Lots and lots and lots of people hate their jobs. Do you think so many people would hate their jobs if they had a real blood, sweat and tears relationship with their labor? Instead of selling bullshit for walmart, what if our 16 year old was selling jewelry she made with her friends to help support her family and community? Her heart and body would become part of the labor, meaningful labor, labor with human connection.

In removing the humanity from labor, in fostering this emptiness, the capitalist dives deeper into dark depths of emptiness. One cannot climb the capitalist ladder without stepping on countless rungs made of exploited workers. As the capitalist climbs, he becomes heavier with greed and power, putting tremendous strain and agony upon the ladder below.
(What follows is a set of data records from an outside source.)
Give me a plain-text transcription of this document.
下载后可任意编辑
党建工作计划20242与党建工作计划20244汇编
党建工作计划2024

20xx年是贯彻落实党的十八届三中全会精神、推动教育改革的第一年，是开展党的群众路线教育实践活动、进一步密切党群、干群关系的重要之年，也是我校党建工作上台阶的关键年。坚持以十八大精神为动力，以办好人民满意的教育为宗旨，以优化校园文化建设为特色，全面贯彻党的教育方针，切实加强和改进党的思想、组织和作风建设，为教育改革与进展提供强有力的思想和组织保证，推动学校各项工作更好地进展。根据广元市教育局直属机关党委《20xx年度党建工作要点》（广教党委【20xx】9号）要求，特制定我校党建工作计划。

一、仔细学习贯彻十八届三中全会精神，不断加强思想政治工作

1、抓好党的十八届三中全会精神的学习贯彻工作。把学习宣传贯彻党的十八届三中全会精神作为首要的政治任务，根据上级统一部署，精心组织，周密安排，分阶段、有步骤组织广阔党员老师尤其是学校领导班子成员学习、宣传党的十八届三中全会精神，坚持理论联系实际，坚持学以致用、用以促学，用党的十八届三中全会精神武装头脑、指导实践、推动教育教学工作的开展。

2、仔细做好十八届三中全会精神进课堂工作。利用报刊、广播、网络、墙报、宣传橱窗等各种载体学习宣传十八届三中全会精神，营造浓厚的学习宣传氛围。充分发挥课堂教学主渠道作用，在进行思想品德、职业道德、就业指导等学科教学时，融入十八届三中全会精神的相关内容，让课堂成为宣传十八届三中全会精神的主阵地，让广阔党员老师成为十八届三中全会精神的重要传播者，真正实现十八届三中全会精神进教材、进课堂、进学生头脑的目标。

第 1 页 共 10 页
There is no justice in capitalism. It is the cruelest form of Social Darwinsim. It is legalized terrorism. It is a breeding ground for racism, sexism, classism, and homophobia. It commodifies relationships. It exploits feeling.

It is killing us, really.

We, the workers, are the ladder. We can be used to propel the profit of the capitalist OR we can elevate the people. Let us build strong backs to hold each other up. Let the silenced stand on our shoulders and shout to the sky for freedom. Let's stack ladders on top of ladders and see how long it takes for us to reach the sky, until we can taste clouds and remember that anything is possible. Let's dive from the top of the ladder into the sea, let the salt flush the disempowered, defeated, depressed, toxins from our brains.

We are bigger than them.

Tuesday, December 29, 2009

lighten up kate

So....I think I'll post something happier because my last post was a big downer.

some funny family stuff:

On Christmas day my brother and I were talking about lions (for some random reason). All of a sudden out of nowhere my grandmother looks off into the distance very seriously and says

"I wonder if bigfoot is real"

AHAHAHHAHAHAHHAHA

Today my mother and I picked my sister up from a friends house. The kids were being obnoxious as usual and my sister kept calling them assholes. My mother proceeds to say:

"Stop calling them assholes! You know, that's a very important body part!"

We laughed hysterically for about a minute

She then replied with

"You try living without one!!!"

speaking of assholes....

Later that night I was relaying this story to someone who wishes to remain anonymous and right after the 'asshole' portion of the story he laughed so hard that he sharted on my living room couch.

I'm not here this isn't happening

I am of no consequence here anymore. I float in on a cloud, with memories of past erasures erased, expecting the same embrace from 5 years ago. I am an idea, a rumor, a pretty face, a funny joke, a story from that one time.

Where am I?

I had a drink with my good friend from highschool and told her that most of my friends in SF have known me for less than a year. She was absolutely blown away by this and told me she has known all her friends for at least 8 years.

Where are my roots?

I have been away from here for so long that I can't swoop in and expect to blend in with the scenery anymore. I just get snippits of lives, pieces of pictures, a summary of a year, a story from that one time.

I pretend to know people. They pretend to know me. They miss the me I used to be.

I wondered how she could have forgotten me, and then I remembered that I am a novelty, someone completely removed from her everyday thoughts. She doesn't even return my calls. She never returns anyone's calls.

I feel like I'm floating on air, but not in the elated, dreamlike way in which people describe. I feel like my feet are inches from the floor and I can't shake that falling feeling. This is no longer my home in any respect, and I am barely settled into my new apartment in the city. I desperately crave stability but feel that is it far from my reach. I should be used to it, but as a Taurus, it's hard to float.